My first week at the Data School was slightly shorter than usually as we all started on Tuesday. That meant one day of (repetitive) introductions and only two days of Alteryx training - which no one from DS23 has used before. In turn, we had a very interesting first Friday: Carl, our coach, has given us a task to go back to the dashboards from our first applications to DS and add more insight into them. The trick? In three hours, we needed to find extra data and prep it using Alteryx - the tool we all just started to use!

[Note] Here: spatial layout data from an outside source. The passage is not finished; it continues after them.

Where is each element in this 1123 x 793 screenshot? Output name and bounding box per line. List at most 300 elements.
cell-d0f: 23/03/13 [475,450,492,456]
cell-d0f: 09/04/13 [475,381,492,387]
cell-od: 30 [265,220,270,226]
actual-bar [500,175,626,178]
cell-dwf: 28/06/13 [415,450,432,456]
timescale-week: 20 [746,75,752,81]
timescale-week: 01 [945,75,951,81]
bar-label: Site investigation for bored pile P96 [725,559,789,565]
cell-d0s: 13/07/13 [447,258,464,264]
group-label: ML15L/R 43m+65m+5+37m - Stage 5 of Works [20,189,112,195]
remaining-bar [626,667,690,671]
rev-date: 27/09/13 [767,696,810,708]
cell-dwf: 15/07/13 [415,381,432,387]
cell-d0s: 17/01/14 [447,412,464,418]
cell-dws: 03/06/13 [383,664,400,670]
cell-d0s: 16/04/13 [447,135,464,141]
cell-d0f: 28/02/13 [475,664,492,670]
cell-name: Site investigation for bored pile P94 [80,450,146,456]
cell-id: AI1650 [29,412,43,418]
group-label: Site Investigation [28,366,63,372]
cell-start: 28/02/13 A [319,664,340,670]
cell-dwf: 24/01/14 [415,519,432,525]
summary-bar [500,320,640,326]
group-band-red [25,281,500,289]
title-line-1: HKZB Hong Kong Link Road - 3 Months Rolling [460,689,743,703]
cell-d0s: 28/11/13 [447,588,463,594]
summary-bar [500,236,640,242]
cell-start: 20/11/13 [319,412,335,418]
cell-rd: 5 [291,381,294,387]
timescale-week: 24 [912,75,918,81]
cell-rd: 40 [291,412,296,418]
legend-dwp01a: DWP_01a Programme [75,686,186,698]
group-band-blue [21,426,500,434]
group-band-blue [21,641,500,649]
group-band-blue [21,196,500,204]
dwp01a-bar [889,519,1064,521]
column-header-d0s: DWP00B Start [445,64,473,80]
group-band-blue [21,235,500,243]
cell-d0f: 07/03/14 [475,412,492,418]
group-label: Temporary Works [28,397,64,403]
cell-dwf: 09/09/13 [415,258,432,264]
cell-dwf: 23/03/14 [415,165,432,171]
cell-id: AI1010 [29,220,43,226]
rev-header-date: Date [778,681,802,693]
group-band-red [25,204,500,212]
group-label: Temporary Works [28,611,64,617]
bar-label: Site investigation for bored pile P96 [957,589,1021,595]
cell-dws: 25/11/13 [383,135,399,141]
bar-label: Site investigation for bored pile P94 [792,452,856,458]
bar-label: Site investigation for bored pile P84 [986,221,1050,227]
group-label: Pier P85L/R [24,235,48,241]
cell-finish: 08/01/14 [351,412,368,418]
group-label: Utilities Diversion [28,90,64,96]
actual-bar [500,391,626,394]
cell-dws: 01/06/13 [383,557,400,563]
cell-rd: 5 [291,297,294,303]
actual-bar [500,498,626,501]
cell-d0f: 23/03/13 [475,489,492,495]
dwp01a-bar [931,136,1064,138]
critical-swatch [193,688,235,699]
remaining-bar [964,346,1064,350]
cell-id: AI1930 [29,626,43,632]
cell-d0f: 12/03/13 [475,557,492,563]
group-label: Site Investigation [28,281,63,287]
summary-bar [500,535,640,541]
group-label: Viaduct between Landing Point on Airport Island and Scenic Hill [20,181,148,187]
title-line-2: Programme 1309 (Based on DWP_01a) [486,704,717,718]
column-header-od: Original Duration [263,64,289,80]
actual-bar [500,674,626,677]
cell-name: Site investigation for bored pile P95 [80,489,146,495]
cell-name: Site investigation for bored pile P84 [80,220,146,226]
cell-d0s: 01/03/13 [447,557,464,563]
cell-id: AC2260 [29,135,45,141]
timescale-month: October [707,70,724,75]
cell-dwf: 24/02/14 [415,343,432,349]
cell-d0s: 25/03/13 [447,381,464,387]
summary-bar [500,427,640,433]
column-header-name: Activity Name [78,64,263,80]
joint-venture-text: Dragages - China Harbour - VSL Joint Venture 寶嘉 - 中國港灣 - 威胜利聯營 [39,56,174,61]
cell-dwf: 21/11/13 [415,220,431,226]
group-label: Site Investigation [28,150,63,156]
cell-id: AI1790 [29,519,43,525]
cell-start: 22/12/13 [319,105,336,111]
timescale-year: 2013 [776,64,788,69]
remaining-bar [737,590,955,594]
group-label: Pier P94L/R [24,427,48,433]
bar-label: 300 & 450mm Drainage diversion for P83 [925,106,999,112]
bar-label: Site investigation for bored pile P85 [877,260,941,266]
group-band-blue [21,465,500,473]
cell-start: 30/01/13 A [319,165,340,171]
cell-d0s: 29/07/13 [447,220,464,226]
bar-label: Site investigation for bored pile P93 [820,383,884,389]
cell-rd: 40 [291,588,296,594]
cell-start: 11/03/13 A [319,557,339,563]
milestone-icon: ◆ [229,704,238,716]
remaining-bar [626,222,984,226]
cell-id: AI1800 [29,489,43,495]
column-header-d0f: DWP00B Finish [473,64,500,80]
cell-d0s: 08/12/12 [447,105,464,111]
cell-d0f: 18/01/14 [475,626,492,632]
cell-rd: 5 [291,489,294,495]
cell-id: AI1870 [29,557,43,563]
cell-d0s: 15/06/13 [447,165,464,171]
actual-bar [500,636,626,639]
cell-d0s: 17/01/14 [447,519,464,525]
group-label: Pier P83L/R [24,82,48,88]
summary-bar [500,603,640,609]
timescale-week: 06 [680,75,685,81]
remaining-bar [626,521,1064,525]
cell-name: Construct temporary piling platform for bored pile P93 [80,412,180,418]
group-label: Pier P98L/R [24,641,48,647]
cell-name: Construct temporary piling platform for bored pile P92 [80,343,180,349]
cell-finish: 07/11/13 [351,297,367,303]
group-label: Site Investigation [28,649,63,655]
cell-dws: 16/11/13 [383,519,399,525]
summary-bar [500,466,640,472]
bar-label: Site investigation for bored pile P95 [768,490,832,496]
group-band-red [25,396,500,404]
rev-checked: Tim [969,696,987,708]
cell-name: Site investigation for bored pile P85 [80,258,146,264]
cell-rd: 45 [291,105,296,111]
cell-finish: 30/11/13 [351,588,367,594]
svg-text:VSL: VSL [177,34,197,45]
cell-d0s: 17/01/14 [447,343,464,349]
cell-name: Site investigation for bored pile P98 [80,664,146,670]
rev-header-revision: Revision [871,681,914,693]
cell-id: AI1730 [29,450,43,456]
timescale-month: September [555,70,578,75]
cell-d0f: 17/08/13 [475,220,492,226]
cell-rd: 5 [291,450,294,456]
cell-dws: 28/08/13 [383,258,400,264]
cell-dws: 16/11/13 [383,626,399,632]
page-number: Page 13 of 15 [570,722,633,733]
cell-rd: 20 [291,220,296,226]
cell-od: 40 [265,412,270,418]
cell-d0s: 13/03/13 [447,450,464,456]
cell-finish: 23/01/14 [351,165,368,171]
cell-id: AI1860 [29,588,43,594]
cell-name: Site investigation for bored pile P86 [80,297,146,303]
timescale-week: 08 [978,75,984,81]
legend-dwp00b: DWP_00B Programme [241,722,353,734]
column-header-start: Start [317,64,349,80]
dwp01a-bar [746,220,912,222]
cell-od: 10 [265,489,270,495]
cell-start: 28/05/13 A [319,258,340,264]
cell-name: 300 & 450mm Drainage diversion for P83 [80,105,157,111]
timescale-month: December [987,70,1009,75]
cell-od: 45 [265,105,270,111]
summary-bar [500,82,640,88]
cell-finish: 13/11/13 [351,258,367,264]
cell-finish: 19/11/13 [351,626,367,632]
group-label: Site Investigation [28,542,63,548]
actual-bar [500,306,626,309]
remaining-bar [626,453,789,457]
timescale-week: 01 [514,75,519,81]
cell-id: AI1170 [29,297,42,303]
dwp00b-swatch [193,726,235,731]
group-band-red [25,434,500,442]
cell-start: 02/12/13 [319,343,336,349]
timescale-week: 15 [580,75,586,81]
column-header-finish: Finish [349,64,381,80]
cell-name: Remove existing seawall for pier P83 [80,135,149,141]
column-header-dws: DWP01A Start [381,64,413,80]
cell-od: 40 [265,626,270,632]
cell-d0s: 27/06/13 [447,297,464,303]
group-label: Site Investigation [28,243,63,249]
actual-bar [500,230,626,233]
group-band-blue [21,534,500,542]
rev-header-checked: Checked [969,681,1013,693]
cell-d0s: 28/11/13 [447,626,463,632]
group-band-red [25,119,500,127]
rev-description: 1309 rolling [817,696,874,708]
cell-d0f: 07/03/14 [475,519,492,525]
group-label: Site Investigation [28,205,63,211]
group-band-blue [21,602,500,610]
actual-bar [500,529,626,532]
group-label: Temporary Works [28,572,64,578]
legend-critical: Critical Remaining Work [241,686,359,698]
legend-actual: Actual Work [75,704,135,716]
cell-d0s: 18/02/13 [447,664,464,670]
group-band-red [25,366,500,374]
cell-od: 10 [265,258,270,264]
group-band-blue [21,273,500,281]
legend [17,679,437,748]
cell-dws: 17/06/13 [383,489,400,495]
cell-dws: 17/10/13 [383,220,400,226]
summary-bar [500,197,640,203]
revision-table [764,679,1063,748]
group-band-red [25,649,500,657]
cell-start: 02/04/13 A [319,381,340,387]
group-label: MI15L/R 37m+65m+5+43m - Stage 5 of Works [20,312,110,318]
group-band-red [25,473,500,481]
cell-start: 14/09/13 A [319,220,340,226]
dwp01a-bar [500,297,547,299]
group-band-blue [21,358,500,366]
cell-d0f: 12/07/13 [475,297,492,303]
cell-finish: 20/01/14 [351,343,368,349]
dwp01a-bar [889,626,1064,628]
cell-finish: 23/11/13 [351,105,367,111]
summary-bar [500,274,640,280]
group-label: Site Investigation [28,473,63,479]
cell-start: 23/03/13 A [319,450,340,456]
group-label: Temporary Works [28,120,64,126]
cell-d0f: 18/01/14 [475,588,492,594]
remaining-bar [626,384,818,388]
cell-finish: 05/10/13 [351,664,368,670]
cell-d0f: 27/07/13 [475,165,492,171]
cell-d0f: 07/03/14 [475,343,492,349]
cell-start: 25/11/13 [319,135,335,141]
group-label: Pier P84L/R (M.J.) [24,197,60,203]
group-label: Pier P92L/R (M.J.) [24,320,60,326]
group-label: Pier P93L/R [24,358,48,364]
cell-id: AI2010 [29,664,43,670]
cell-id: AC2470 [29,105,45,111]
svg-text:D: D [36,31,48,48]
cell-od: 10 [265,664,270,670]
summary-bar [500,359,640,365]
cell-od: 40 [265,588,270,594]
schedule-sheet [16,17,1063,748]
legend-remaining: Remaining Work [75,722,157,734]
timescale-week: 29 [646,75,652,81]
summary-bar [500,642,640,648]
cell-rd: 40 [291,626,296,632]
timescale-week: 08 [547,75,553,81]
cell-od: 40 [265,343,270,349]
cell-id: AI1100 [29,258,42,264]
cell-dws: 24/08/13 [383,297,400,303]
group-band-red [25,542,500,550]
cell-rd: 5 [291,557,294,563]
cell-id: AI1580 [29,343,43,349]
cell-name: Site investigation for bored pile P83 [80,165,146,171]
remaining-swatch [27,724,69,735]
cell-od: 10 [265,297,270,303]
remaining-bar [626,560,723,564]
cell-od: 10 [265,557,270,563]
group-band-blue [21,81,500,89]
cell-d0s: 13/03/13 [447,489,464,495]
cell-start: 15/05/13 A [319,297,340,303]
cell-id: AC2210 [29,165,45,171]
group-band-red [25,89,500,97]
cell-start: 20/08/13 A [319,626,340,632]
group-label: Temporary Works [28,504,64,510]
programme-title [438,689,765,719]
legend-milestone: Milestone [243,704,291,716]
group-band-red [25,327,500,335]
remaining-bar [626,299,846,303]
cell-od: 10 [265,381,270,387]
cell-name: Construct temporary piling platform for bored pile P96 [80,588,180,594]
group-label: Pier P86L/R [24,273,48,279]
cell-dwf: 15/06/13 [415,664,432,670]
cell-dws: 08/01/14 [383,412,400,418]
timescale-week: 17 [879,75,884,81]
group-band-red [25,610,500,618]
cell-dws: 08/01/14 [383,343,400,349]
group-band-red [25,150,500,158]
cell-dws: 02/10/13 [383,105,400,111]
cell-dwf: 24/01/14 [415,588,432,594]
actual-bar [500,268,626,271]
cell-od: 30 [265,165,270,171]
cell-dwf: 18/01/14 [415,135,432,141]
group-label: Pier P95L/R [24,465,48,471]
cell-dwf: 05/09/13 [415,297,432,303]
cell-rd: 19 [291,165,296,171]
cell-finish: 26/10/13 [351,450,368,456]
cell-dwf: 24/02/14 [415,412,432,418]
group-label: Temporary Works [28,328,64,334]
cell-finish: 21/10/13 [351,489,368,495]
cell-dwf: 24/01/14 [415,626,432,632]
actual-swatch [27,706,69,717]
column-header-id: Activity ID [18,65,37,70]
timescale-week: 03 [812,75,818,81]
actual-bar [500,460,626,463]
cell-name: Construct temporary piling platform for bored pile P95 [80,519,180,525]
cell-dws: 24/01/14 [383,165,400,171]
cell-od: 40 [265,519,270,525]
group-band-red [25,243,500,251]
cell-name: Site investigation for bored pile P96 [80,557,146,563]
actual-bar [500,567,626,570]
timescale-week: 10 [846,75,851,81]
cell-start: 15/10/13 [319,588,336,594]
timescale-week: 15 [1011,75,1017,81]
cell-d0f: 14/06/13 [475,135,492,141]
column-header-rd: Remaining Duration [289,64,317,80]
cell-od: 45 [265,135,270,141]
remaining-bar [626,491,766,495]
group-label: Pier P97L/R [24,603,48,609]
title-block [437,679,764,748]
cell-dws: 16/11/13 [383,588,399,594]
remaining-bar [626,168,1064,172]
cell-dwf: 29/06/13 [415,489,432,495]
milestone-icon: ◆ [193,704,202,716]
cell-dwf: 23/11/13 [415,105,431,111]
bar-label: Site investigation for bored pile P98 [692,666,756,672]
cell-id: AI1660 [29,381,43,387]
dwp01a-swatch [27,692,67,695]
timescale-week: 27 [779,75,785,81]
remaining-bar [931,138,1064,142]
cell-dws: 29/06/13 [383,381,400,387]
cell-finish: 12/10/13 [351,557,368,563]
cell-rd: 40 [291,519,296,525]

Even though it sounded a bit scary at first, the tips from that week’s training sessions helped a lot. Once you have your raw dataset, you first need to sketch the data in a way you wish it to look at the end. Second, you want to write a plan of steps on how to achieve this particular sketch. The final thing is then to upload the raw dataset into Alteryx and follow your own steps. Luckily, the software is very user-friendly and easy-to-navigate, so two days of training were enough to enable me to prepare the dataset quickly, and actually left me with enough time to create a mini dashboard on Tableau, too.
So, how do these steps look in practice? For my application to DS, I used multiple datasets to talk about asylum numbers in Europe. For this challenge, I decided to focus on one bit of my dashboard that talked about so-called “bogus” refugees. Initially, I used an index of political instability and violence to prove that people fleeing their home countries are doing so for the reasons that fall under the refugee definition. This time, I decided to think about a root cause and looked at the index of corruption (which in turn causes political instability and violence). Therefore, my data sketch looked like the table below.
Following this, I wrote down the steps I needed to do in order to clear the new dataset (and then combine it with the previous datasets). For example, you may want to connect two columns - for Month and Year - into one Date column; or pivot a couple of columns; etc. My plan looked like this:
- Remove first two rows:
1) delete first row;
2) make the second row as a header
- Remove extra columns that I will not use
- Pivot some columns to get Year column
- Rename all the columns
- Check if data types are valid
- Upload other datasets, prep them
- Join all datasets together
I have used a couple of different tools in Alteryx to get to where I wanted: Select, Sample, Transpose, Browse, Join, etc. The end result was the table above. Since I had some extra time left, I quickly prepared a very simple viz on Tableau that showed a positive relationship between the level of corruption in a country and a number of citizens fleeing from that country.
All in all, I am very happy with the progress in such a short period of time - I know I would have taken so much more time to get the data ready without Alteryx.